McLemore’s development — Self always believed that Ben McLemore would become an elite player in the Big 12. He just wasn’t sure if it would happen this quickly — especially on the offensive end.
“He still hasn’t played like he can play,” Self said. “Wait until he gets comfortable. That’s kind of how I look at it.”
McLemore, a redshirt freshman, is averaging 16.0 points and 5.6 rebounds in his first eight games since sitting out last year because of academic issues. His latest impact performance came Saturday, when he had 24 points in KU’s 90-54 victory over Colorado.
McLemore’s production, however, could potentially improve with some better outside shooting. McLemore was two of six from three against Colorado and is shooting 31 percent (11 for 35) from three-point range for the season.
“He’s becoming a much better player as we go,” Self said. “He’s unselfish, but he’s learning how to be aggressive (while) being unselfish. So I think his production will go up. But, hey, he’s one of the premier players in our league, day one, with a chance to be one of the elite — very elite — few in our league. I really believe that.”
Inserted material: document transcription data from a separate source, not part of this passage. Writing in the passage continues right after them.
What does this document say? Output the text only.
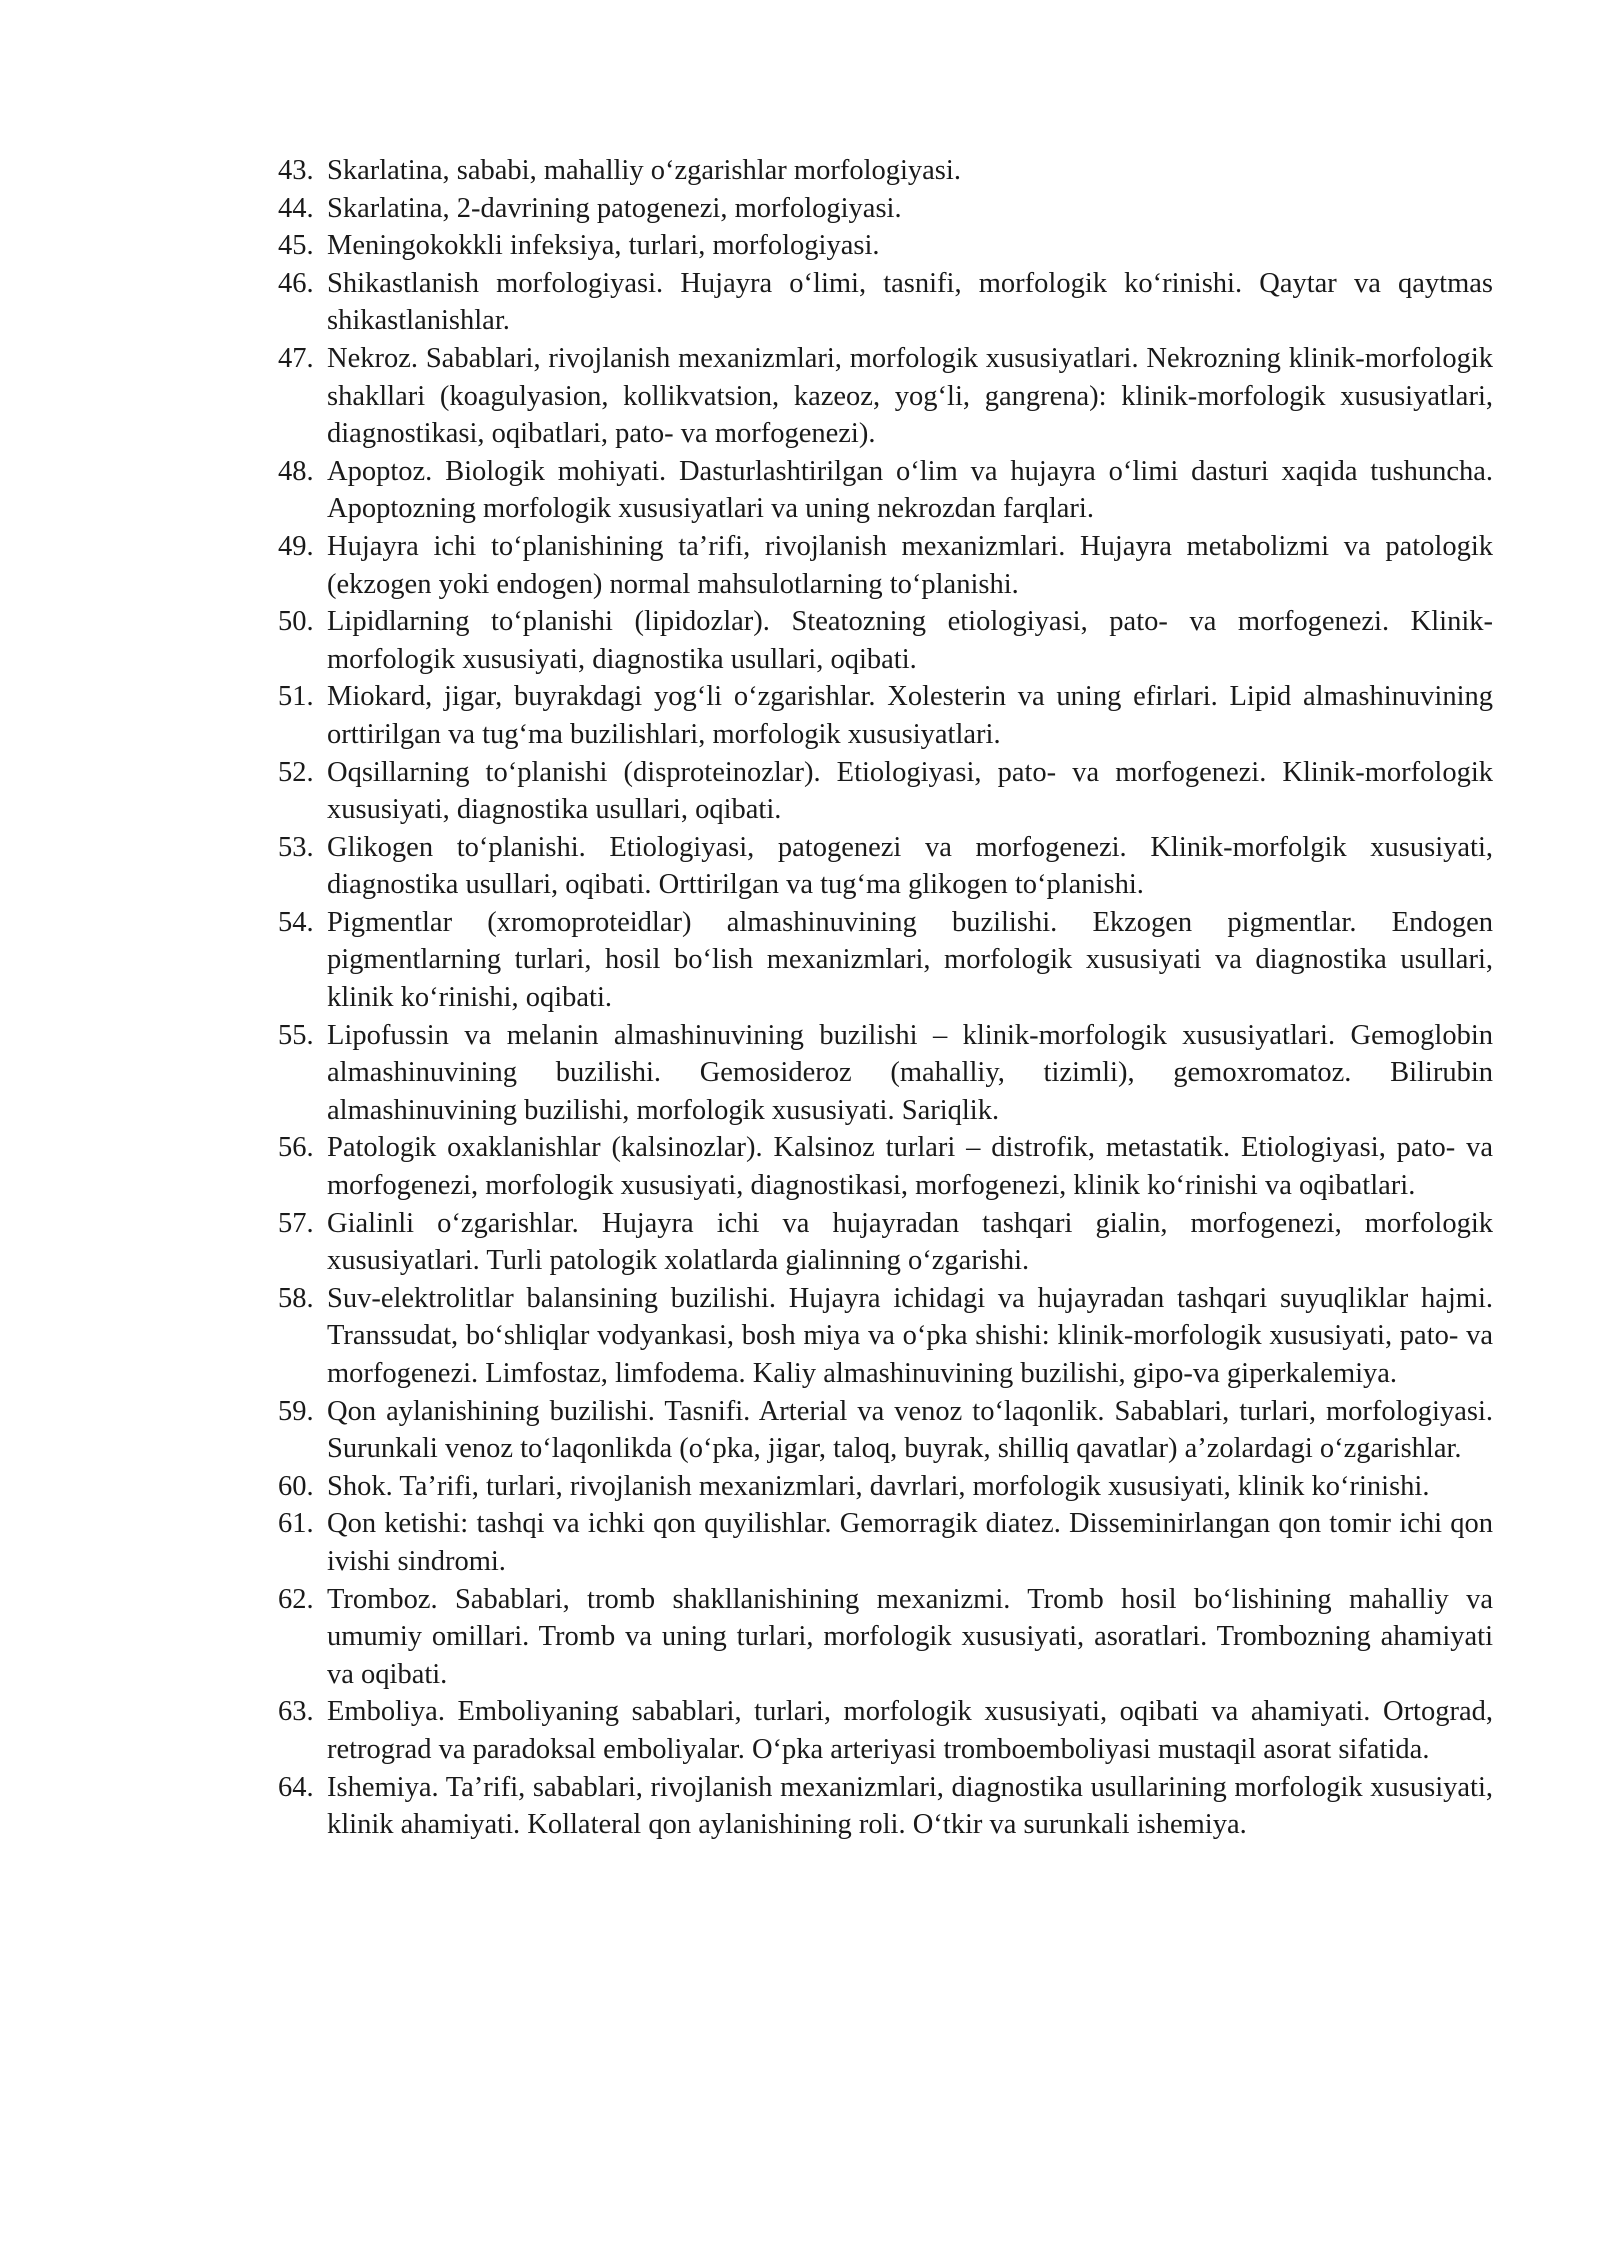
43. Skarlatina, sababi, mahalliy o‘zgarishlar morfologiyasi.
44. Skarlatina, 2-davrining patogenezi, morfologiyasi.
45. Meningokokkli infeksiya, turlari, morfologiyasi.
46. Shikastlanish morfologiyasi. Hujayra o‘limi, tasnifi, morfologik ko‘rinishi. Qaytar va qaytmas shikastlanishlar.
47. Nekroz. Sabablari, rivojlanish mexanizmlari, morfologik xususiyatlari. Nekrozning klinik-morfologik shakllari (koagulyasion, kollikvatsion, kazeoz, yog‘li, gangrena): klinik-morfologik xususiyatlari, diagnostikasi, oqibatlari, pato- va morfogenezi).
48. Apoptoz. Biologik mohiyati. Dasturlashtirilgan o‘lim va hujayra o‘limi dasturi xaqida tushuncha. Apoptozning morfologik xususiyatlari va uning nekrozdan farqlari.
49. Hujayra ichi to‘planishining ta’rifi, rivojlanish mexanizmlari. Hujayra metabolizmi va patologik (ekzogen yoki endogen) normal mahsulotlarning to‘planishi.
50. Lipidlarning to‘planishi (lipidozlar). Steatozning etiologiyasi, pato- va morfogenezi. Klinik-morfologik xususiyati, diagnostika usullari, oqibati.
51. Miokard, jigar, buyrakdagi yog‘li o‘zgarishlar. Xolesterin va uning efirlari. Lipid almashinuvining orttirilgan va tug‘ma buzilishlari, morfologik xususiyatlari.
52. Oqsillarning to‘planishi (disproteinozlar). Etiologiyasi, pato- va morfogenezi. Klinik-morfologik xususiyati, diagnostika usullari, oqibati.
53. Glikogen to‘planishi. Etiologiyasi, patogenezi va morfogenezi. Klinik-morfolgik xususiyati, diagnostika usullari, oqibati. Orttirilgan va tug‘ma glikogen to‘planishi.
54. Pigmentlar (xromoproteidlar) almashinuvining buzilishi. Ekzogen pigmentlar. Endogen pigmentlarning turlari, hosil bo‘lish mexanizmlari, morfologik xususiyati va diagnostika usullari, klinik ko‘rinishi, oqibati.
55. Lipofussin va melanin almashinuvining buzilishi – klinik-morfologik xususiyatlari. Gemoglobin almashinuvining buzilishi. Gemosideroz (mahalliy, tizimli), gemoxromatoz. Bilirubin almashinuvining buzilishi, morfologik xususiyati. Sariqlik.
56. Patologik oxaklanishlar (kalsinozlar). Kalsinoz turlari – distrofik, metastatik. Etiologiyasi, pato- va morfogenezi, morfologik xususiyati, diagnostikasi, morfogenezi, klinik ko‘rinishi va oqibatlari.
57. Gialinli o‘zgarishlar. Hujayra ichi va hujayradan tashqari gialin, morfogenezi, morfologik xususiyatlari. Turli patologik xolatlarda gialinning o‘zgarishi.
58. Suv-elektrolitlar balansining buzilishi. Hujayra ichidagi va hujayradan tashqari suyuqliklar hajmi. Transsudat, bo‘shliqlar vodyankasi, bosh miya va o‘pka shishi: klinik-morfologik xususiyati, pato- va morfogenezi. Limfostaz, limfodema. Kaliy almashinuvining buzilishi, gipo-va giperkalemiya.
59. Qon aylanishining buzilishi. Tasnifi. Arterial va venoz to‘laqonlik. Sabablari, turlari, morfologiyasi. Surunkali venoz to‘laqonlikda (o‘pka, jigar, taloq, buyrak, shilliq qavatlar) a’zolardagi o‘zgarishlar.
60. Shok. Ta’rifi, turlari, rivojlanish mexanizmlari, davrlari, morfologik xususiyati, klinik ko‘rinishi.
61. Qon ketishi: tashqi va ichki qon quyilishlar. Gemorragik diatez. Disseminirlangan qon tomir ichi qon ivishi sindromi.
62. Tromboz. Sabablari, tromb shakllanishining mexanizmi. Tromb hosil bo‘lishining mahalliy va umumiy omillari. Tromb va uning turlari, morfologik xususiyati, asoratlari. Trombozning ahamiyati va oqibati.
63. Emboliya. Emboliyaning sabablari, turlari, morfologik xususiyati, oqibati va ahamiyati. Ortograd, retrograd va paradoksal emboliyalar. O‘pka arteriyasi tromboemboliyasi mustaqil asorat sifatida.
64. Ishemiya. Ta’rifi, sabablari, rivojlanish mexanizmlari, diagnostika usullarining morfologik xususiyati, klinik ahamiyati. Kollateral qon aylanishining roli. O‘tkir va surunkali ishemiya.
Checking in on Brown — Former KU coach Larry Brown has started 8-1 in his first season at Southern Methodist, his first college coaching job since leaving Kansas after the 1988 season.
Self said Tuesday that he’s kept up with Brown, who was a regular at KU practice last year. That included a conversation after Kansas slogged through a victory against Oregon State at Sprint Center in late November.
“He told me how good we’re doing, and I said, ‘Did you not watch the same stuff I watched?’ ” Self said. “Which goes totally against how he used to be. Because if he’s talking about his own team, they’re always awful. But he likes his team down there. He was very positive. And thinks that they’re gonna have a nice year.”